Gaining the expansive flat saddle, we find a bog of icy snow melt that re-soaks our feet with each cold step. We stop for a snack and to drink in the views, then work our way down towards the far side, waterfalls tumbling through the rubbly gorges of landslides.
We try to keep our feet dry, but it is comically futile. We try to keep the trail, but lose it again and again in the thick long tussock. When the trail sidles it is overgrown and crumbling, and when it is at creek level (a churning creek that is growing at each turn with the gain of each churning tributary), it crosses without being compelled to, seemingly just because.
A few deceptive steps land me in up to my knees, and when the trail beckons for yet another crossing to leave unhindered passage on our current shore, I refuse. By sidling in the scree, which also has the added benefit of being dry, this side goes. And then the valley starts to widen.
We progress on better and better track, and finally espy an unlabeled hut that appeared on the map, our first potential stopping area for the day.

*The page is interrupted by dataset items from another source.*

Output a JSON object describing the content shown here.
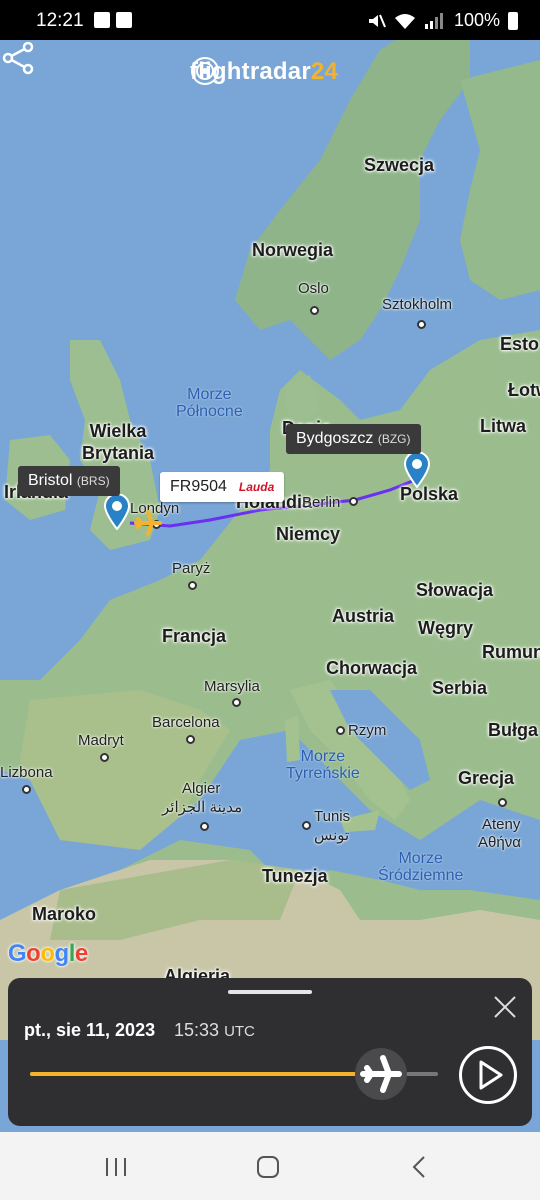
{
  "status_bar": {
    "time": "12:21",
    "battery": "100%",
    "icons": [
      "image-icon",
      "check-icon",
      "mute-icon",
      "wifi-icon",
      "signal-icon",
      "battery-icon"
    ]
  },
  "app": {
    "logo_text": "flightradar",
    "logo_suffix": "24",
    "accent_color": "#f4b32a"
  },
  "map": {
    "countries": {
      "szwecja": "Szwecja",
      "norwegia": "Norwegia",
      "esto": "Esto",
      "lotwa": "Łotw",
      "litwa": "Litwa",
      "wielka_brytania": "Wielka\nBrytania",
      "irlandia": "Irlandia",
      "dania": "Dania",
      "holandia": "Holandia",
      "polska": "Polska",
      "niemcy": "Niemcy",
      "francja": "Francja",
      "austria": "Austria",
      "slowacja": "Słowacja",
      "wegry": "Węgry",
      "rumun": "Rumun",
      "chorwacja": "Chorwacja",
      "serbia": "Serbia",
      "bulga": "Bułga",
      "grecja": "Grecja",
      "tunezja": "Tunezja",
      "maroko": "Maroko",
      "algieria": "Algieria"
    },
    "cities": {
      "oslo": "Oslo",
      "sztokholm": "Sztokholm",
      "londyn": "Londyn",
      "berlin": "Berlin",
      "paryz": "Paryż",
      "marsylia": "Marsylia",
      "barcelona": "Barcelona",
      "madryt": "Madryt",
      "lizbona": "Lizbona",
      "rzym": "Rzym",
      "algier": "Algier",
      "algier_ar": "مدينة الجزائر",
      "tunis": "Tunis",
      "tunis_ar": "تونس",
      "ateny": "Ateny",
      "ateny_gr": "Αθήνα"
    },
    "seas": {
      "polnocne": "Morze\nPółnocne",
      "tyrrenskie": "Morze\nTyrreńskie",
      "srodziemne": "Morze\nŚródziemne"
    },
    "airport_origin": {
      "name": "Bristol",
      "code": "(BRS)"
    },
    "airport_dest": {
      "name": "Bydgoszcz",
      "code": "(BZG)"
    },
    "flight": {
      "number": "FR9504",
      "airline_logo": "Lauda"
    },
    "attribution": "Google"
  },
  "playback": {
    "date": "pt., sie 11, 2023",
    "time": "15:33",
    "timezone": "UTC",
    "progress": 0.86
  }
}
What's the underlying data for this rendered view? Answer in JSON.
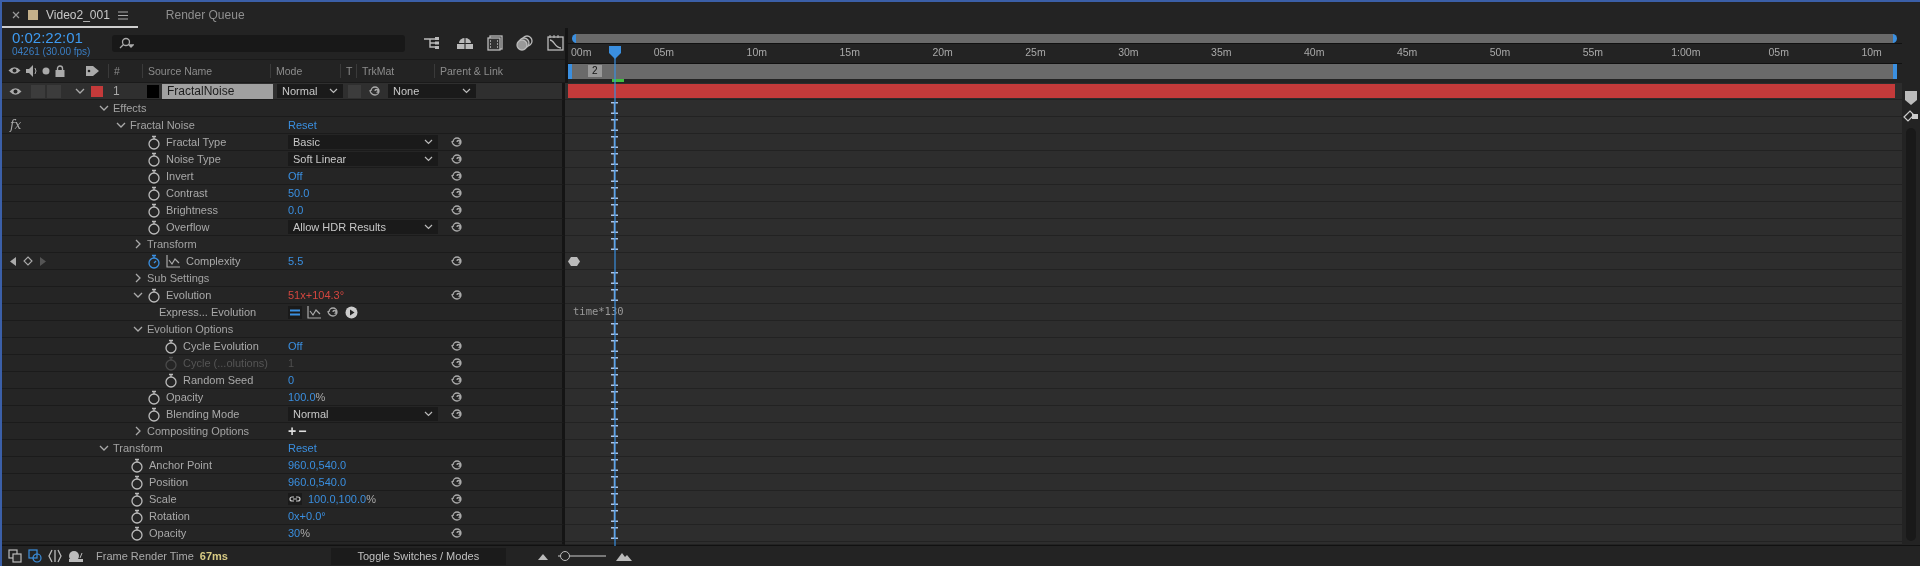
{
  "tabs": [
    {
      "label": "Video2_001",
      "selected": true,
      "color": "#c4b08a"
    },
    {
      "label": "Render Queue",
      "selected": false
    }
  ],
  "timecode": "0:02:22:01",
  "frame_info": "04261 (30.00 fps)",
  "columns": [
    "#",
    "Source Name",
    "Mode",
    "T",
    "TrkMat",
    "Parent & Link"
  ],
  "layer": {
    "number": "1",
    "name": "FractalNoise",
    "color": "#c43a3a",
    "visible": true,
    "selected": true,
    "expanded": true,
    "mode": "Normal",
    "parent": "None",
    "children": [
      {
        "kind": "group",
        "label": "Effects",
        "expanded": true,
        "children": [
          {
            "kind": "group",
            "label": "Fractal Noise",
            "badge": "fx",
            "value": "Reset",
            "expanded": true,
            "children": [
              {
                "kind": "dropdown",
                "label": "Fractal Type",
                "value": "Basic"
              },
              {
                "kind": "dropdown",
                "label": "Noise Type",
                "value": "Soft Linear"
              },
              {
                "kind": "value",
                "label": "Invert",
                "value": "Off"
              },
              {
                "kind": "value",
                "label": "Contrast",
                "value": "50.0"
              },
              {
                "kind": "value",
                "label": "Brightness",
                "value": "0.0"
              },
              {
                "kind": "dropdown",
                "label": "Overflow",
                "value": "Allow HDR Results"
              },
              {
                "kind": "group",
                "label": "Transform",
                "expanded": false
              },
              {
                "kind": "value",
                "label": "Complexity",
                "value": "5.5",
                "animated": true
              },
              {
                "kind": "group",
                "label": "Sub Settings",
                "expanded": false
              },
              {
                "kind": "value",
                "label": "Evolution",
                "value": "51x+104.3°",
                "expression": true,
                "expanded": true,
                "children": [
                  {
                    "kind": "expression",
                    "label": "Express... Evolution",
                    "code": "time*130"
                  }
                ]
              },
              {
                "kind": "group",
                "label": "Evolution Options",
                "expanded": true,
                "children": [
                  {
                    "kind": "value",
                    "label": "Cycle Evolution",
                    "value": "Off"
                  },
                  {
                    "kind": "value",
                    "label": "Cycle (...olutions)",
                    "value": "1",
                    "disabled": true
                  },
                  {
                    "kind": "value",
                    "label": "Random Seed",
                    "value": "0"
                  }
                ]
              },
              {
                "kind": "value",
                "label": "Opacity",
                "value": "100.0",
                "unit": "%"
              },
              {
                "kind": "dropdown",
                "label": "Blending Mode",
                "value": "Normal"
              },
              {
                "kind": "group",
                "label": "Compositing Options",
                "expanded": false,
                "buttons": [
                  "+",
                  "−"
                ]
              }
            ]
          }
        ]
      },
      {
        "kind": "group",
        "label": "Transform",
        "value": "Reset",
        "expanded": true,
        "children": [
          {
            "kind": "value",
            "label": "Anchor Point",
            "value": "960.0,540.0"
          },
          {
            "kind": "value",
            "label": "Position",
            "value": "960.0,540.0"
          },
          {
            "kind": "value",
            "label": "Scale",
            "value": "100.0,100.0",
            "unit": "%",
            "linked": true
          },
          {
            "kind": "value",
            "label": "Rotation",
            "value": "0x+0.0°"
          },
          {
            "kind": "value",
            "label": "Opacity",
            "value": "30",
            "unit": "%"
          }
        ]
      }
    ]
  },
  "ruler": [
    "00m",
    "05m",
    "10m",
    "15m",
    "20m",
    "25m",
    "30m",
    "35m",
    "40m",
    "45m",
    "50m",
    "55m",
    "1:00m",
    "05m",
    "10m"
  ],
  "marker": "2",
  "status_bar": {
    "label": "Frame Render Time",
    "value": "67ms",
    "toggle": "Toggle Switches / Modes",
    "zoom": {
      "level": 0.15
    }
  }
}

It’s apparent now why it’s unlabeled- one would have to work pretty hard to get there, including crossing the now significant river. Since the valley has widened, the wind has gradually increased, and it is too windy to even cook here, so we press on. The land continues flat and with no sheltering swells or trees, and we top one last ridge before descending to the open plains. A tent is pitched on top already, and since we don’t know what kind of tent Justin and Caroline have, we inquire- “is it you guys?” “Um, no,” responds a somewhat baffled voice.
We drop the back of the ridge and see another tent, a Stevenson design. “That’s them,” Prana asserts, “remember I had that conversation about getting the nude advertising magazine?” I only vaguely remember, and when we reach the tent, Prana teases, “well that looks like a warm and light tent!” “It does, doesn’t it,” answers a female voice that is definitely not Caroline’s. “And big enough for two, but there’s only one in here. I lost my man.” She unzips the tent and pokes her bright-eyed head out, and it turns out to be Kat! Kat from the Rocks Hut, with (now without) Paul the pretend Alabaman. We trade some trail news- Paul is working in Invercargill, after deciding he had had enough of the TA, waiting for Kat to hike there. We had heard a story of a woman who broke her arm on Goat Pass- this is true, and it was Giovanna of Claus and Giovanna, the Italians from the Pelorus Bridge. I want to stay and chat with her some more, but it is not pleasant outside, and I am sure she was cozy, already tucked in for the day, so we head on looking for some kind of windbreak.
The land is barren, and we finally come upon a short line of squatty prickly bushes. We circle them, looking for a spot in the lee of the wind, and decide that they will do. We pitch the tents, and they just fit in the narrow corridor of still, blocked air.
Dinner is a big pot of potatoes, and we watch the moon hide and peek between strips of cloud as the sky darkens for the night.